Gorky was a terrific draughtsman, though, with an imaginative eye and
meticulous technique and, by the 1940s, the multi-mentored disciple
had come into his own as the author of lavish symphonies of line and
colour. "The Liver is the Cock’s Comb", the masterpiece of Gorky’s
maturity, vibrates with warbling crimsons, oranges and golds, its
abstruse codes buried beneath layers of shimmering hues. "The Scent
of Apricots on the Fields" (1944) remakes Cezanne in molten washes
of citrus and mauve. Yet underlining those biomorphic swirls lay the
strokes of Gorky’s vigorous pencil. He overlaid linear, even academic
studies with opulent whorls of paint.

Gorky both invites and repels our efforts to understand his imagery.

Curvaceous and fleshy, intermittently jittery and languorous, it
implies specific meanings that we strain to decipher. But the work’s
power springs precisely from its elusiveness.

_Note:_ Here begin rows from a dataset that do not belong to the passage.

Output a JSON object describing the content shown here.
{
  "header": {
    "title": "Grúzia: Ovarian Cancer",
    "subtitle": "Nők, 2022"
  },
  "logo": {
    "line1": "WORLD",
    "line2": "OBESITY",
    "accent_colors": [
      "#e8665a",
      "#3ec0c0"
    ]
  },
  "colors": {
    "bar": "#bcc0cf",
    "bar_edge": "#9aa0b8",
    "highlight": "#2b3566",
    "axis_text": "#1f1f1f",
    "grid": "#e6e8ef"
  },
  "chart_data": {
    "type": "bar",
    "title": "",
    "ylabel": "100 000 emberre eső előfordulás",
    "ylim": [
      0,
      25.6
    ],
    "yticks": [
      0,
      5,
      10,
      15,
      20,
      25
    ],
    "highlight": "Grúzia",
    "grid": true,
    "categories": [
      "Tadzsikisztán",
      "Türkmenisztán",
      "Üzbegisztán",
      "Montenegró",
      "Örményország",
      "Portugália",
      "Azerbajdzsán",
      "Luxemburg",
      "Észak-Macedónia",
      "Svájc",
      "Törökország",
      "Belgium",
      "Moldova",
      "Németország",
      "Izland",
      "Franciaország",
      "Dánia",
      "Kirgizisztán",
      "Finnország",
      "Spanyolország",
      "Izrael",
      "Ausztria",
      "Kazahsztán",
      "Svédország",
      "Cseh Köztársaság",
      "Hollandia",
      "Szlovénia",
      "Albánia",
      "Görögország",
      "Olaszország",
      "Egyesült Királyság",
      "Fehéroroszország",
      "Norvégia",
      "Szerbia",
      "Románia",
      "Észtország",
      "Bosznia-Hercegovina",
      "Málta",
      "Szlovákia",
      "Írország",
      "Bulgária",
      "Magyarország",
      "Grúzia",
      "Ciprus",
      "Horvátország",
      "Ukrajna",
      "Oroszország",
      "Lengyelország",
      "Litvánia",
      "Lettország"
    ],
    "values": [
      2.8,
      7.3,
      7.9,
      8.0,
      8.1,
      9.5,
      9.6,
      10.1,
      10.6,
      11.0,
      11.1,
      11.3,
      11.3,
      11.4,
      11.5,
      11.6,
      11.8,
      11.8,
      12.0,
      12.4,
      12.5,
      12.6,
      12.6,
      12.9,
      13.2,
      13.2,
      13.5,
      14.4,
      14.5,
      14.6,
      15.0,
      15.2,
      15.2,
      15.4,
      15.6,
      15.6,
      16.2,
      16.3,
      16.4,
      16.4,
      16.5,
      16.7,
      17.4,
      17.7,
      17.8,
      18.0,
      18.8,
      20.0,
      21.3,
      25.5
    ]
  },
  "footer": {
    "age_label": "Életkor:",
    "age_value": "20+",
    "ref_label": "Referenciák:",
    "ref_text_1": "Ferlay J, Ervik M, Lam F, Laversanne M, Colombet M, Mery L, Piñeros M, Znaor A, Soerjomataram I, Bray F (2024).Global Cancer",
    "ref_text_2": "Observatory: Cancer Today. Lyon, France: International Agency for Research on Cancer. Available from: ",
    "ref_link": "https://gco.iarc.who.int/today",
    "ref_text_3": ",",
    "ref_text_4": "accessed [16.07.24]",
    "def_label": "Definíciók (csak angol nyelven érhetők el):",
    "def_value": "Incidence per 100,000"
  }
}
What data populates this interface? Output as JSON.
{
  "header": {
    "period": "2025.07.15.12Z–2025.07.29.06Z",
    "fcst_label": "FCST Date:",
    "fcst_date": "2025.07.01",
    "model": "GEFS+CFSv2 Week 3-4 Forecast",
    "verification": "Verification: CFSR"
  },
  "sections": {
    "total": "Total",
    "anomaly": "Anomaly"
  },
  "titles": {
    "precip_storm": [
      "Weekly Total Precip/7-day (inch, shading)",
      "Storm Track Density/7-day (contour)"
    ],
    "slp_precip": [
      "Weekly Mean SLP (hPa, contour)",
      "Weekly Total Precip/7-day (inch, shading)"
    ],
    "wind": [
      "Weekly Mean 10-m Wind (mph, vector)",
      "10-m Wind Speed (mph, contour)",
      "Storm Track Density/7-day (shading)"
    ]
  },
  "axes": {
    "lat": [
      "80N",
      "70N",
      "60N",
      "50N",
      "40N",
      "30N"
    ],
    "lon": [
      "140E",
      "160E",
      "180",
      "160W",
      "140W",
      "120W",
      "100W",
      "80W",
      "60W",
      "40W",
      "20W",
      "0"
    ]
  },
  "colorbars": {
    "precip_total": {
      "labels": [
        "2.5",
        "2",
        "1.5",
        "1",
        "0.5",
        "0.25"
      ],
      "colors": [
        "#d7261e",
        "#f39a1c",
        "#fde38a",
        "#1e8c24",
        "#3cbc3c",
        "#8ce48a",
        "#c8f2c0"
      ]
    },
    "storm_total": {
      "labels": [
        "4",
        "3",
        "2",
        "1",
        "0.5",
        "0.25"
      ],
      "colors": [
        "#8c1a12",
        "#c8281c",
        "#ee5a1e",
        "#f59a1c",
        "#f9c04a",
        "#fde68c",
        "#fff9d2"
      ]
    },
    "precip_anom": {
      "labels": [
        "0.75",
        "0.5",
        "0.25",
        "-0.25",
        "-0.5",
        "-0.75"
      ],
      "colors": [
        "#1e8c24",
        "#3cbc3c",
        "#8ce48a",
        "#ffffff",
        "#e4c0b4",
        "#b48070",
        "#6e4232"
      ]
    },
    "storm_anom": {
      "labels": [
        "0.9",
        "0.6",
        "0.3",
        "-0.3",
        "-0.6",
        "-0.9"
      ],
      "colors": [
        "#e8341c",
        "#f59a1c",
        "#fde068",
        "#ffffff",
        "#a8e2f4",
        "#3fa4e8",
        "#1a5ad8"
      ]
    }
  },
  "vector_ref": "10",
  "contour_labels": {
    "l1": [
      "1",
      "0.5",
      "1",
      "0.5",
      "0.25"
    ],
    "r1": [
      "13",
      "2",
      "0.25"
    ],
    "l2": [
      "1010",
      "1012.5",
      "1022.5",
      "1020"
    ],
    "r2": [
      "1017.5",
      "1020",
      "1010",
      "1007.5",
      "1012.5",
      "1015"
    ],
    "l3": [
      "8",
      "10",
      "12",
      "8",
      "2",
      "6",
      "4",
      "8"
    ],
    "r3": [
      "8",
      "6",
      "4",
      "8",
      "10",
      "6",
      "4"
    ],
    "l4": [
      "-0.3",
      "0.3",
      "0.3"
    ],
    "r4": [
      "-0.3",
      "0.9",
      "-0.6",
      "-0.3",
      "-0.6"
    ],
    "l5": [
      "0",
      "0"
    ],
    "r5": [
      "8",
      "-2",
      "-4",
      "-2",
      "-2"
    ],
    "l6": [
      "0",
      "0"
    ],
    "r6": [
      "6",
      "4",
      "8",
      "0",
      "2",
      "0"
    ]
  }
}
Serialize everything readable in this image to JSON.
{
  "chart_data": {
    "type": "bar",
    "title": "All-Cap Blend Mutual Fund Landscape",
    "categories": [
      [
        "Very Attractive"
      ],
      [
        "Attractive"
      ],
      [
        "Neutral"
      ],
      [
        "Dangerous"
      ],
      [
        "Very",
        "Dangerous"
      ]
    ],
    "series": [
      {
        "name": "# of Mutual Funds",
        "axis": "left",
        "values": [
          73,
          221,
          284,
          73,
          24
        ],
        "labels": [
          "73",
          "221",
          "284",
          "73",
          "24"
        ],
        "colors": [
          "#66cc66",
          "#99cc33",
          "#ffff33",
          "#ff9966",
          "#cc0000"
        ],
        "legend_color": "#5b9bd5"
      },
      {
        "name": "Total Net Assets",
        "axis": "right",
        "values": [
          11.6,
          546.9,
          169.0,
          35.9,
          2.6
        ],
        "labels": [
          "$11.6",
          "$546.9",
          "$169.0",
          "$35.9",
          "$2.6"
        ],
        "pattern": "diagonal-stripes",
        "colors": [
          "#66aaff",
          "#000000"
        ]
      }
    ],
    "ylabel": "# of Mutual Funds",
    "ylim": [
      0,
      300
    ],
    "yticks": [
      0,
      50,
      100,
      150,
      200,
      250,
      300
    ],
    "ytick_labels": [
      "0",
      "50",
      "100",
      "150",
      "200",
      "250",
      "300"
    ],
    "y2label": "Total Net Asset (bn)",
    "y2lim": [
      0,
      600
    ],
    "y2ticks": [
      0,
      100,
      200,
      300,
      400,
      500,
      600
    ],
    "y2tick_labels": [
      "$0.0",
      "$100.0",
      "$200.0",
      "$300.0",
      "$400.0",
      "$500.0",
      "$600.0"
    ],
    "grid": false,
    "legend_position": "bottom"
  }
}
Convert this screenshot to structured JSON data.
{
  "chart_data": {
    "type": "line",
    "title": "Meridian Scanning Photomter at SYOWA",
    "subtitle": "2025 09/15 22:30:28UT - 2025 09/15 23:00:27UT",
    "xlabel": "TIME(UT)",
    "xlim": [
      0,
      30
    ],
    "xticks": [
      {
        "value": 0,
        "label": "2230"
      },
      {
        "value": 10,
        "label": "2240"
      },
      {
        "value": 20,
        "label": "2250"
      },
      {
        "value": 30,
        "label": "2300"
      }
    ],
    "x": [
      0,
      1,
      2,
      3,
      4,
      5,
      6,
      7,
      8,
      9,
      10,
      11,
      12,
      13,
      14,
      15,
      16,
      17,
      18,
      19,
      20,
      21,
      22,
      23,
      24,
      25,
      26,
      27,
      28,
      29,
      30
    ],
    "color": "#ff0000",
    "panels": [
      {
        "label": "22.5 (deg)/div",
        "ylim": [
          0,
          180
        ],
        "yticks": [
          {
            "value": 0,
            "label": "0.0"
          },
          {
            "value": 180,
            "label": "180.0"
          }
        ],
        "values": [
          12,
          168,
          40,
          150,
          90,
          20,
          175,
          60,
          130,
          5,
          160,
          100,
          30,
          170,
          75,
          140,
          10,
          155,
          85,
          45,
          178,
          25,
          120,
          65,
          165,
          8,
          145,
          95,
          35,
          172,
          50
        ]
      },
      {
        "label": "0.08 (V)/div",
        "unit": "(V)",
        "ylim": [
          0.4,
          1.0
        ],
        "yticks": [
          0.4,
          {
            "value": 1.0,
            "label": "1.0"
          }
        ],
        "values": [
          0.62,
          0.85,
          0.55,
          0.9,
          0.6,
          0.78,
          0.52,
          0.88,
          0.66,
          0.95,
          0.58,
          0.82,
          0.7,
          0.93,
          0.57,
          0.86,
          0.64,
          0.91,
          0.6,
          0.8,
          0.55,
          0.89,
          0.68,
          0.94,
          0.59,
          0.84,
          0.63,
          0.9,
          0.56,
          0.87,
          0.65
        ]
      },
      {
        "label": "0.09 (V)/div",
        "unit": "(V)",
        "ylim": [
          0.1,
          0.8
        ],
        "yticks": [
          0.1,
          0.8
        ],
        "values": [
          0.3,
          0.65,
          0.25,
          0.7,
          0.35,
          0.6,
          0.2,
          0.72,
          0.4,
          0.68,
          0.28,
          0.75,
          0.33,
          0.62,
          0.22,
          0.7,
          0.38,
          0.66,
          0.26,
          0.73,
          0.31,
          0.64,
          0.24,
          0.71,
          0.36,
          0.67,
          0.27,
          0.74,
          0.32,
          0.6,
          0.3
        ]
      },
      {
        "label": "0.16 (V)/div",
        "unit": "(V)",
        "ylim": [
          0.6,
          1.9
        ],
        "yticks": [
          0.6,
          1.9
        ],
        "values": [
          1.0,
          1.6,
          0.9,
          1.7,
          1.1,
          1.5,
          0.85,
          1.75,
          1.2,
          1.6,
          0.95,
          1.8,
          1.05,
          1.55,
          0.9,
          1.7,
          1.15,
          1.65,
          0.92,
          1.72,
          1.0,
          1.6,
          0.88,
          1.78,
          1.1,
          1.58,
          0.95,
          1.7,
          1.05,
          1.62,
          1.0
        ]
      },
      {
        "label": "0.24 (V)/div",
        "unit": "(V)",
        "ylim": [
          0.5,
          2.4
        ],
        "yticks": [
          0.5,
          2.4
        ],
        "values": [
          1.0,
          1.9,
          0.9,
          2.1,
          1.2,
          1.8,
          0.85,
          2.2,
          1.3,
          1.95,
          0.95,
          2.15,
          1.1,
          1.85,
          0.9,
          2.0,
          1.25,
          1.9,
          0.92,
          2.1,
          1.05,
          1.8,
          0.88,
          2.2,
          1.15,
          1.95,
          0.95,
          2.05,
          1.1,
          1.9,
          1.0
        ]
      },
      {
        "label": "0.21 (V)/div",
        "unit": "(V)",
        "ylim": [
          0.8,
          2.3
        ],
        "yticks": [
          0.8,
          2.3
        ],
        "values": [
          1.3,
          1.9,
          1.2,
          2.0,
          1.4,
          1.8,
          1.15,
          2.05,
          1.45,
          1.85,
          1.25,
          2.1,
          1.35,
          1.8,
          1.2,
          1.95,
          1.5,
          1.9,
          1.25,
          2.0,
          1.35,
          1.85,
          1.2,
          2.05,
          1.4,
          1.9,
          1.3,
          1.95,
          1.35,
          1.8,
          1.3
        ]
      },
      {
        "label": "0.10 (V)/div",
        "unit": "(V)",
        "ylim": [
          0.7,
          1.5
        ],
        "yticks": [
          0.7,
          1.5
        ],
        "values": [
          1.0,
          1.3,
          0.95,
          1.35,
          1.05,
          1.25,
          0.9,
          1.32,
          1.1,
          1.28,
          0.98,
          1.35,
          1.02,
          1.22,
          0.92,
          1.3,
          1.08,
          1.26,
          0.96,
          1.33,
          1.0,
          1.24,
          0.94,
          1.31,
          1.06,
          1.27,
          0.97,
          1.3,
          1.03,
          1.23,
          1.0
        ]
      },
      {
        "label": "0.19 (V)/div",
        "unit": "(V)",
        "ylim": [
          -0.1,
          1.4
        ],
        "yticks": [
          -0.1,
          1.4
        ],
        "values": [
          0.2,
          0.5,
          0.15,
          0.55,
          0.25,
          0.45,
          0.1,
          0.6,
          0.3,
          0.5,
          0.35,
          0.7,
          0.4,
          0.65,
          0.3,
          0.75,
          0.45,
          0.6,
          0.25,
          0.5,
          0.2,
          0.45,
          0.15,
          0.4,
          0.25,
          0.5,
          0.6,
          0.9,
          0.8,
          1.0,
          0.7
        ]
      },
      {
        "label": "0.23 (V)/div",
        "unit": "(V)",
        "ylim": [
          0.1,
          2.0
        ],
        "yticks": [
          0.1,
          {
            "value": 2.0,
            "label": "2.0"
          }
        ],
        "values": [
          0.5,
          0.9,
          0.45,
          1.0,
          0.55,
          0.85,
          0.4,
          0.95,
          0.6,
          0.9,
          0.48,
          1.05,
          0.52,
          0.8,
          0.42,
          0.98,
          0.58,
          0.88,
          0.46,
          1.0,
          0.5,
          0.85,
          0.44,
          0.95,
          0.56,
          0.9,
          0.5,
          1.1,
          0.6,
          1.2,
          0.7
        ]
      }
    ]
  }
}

Even at his creative peak, Gorky was still looking and learning from
others. By the 1940s, it was the Surrealists, who arrived from Europe
hauling a darker, spikier conception of life’s snares. Gorky’s joyful
canvases began to brim with vampiric symbols of female sexuality
and erotic horror. The Surrealist sensibility chimed with Gorky’s
darkening temper. In January 1946, a studio fire destroyed a trove
of his work. In March, he was diagnosed with cancer and underwent
surgery. In June 1948, a car crash fractured his neck and left his
painting arm temporary useless. Soon afterwards, his wife slept with
his best friend. These events took their toll on his already fragile
psyche. He hanged himself in 1948.

Gorky may have mined and even mimed the discoveries of his
contemporaries, but he had his own singular flair. He could draw
better than almost any of them and he had an unrivalled sense of
colour. This retrospective makes clear that style is merely a form
of language, not its content. And just as Gorky adopted English, the
language of his new home, he also adapted his colleagues’ techniques,
using them to speak with his own inalienable passion.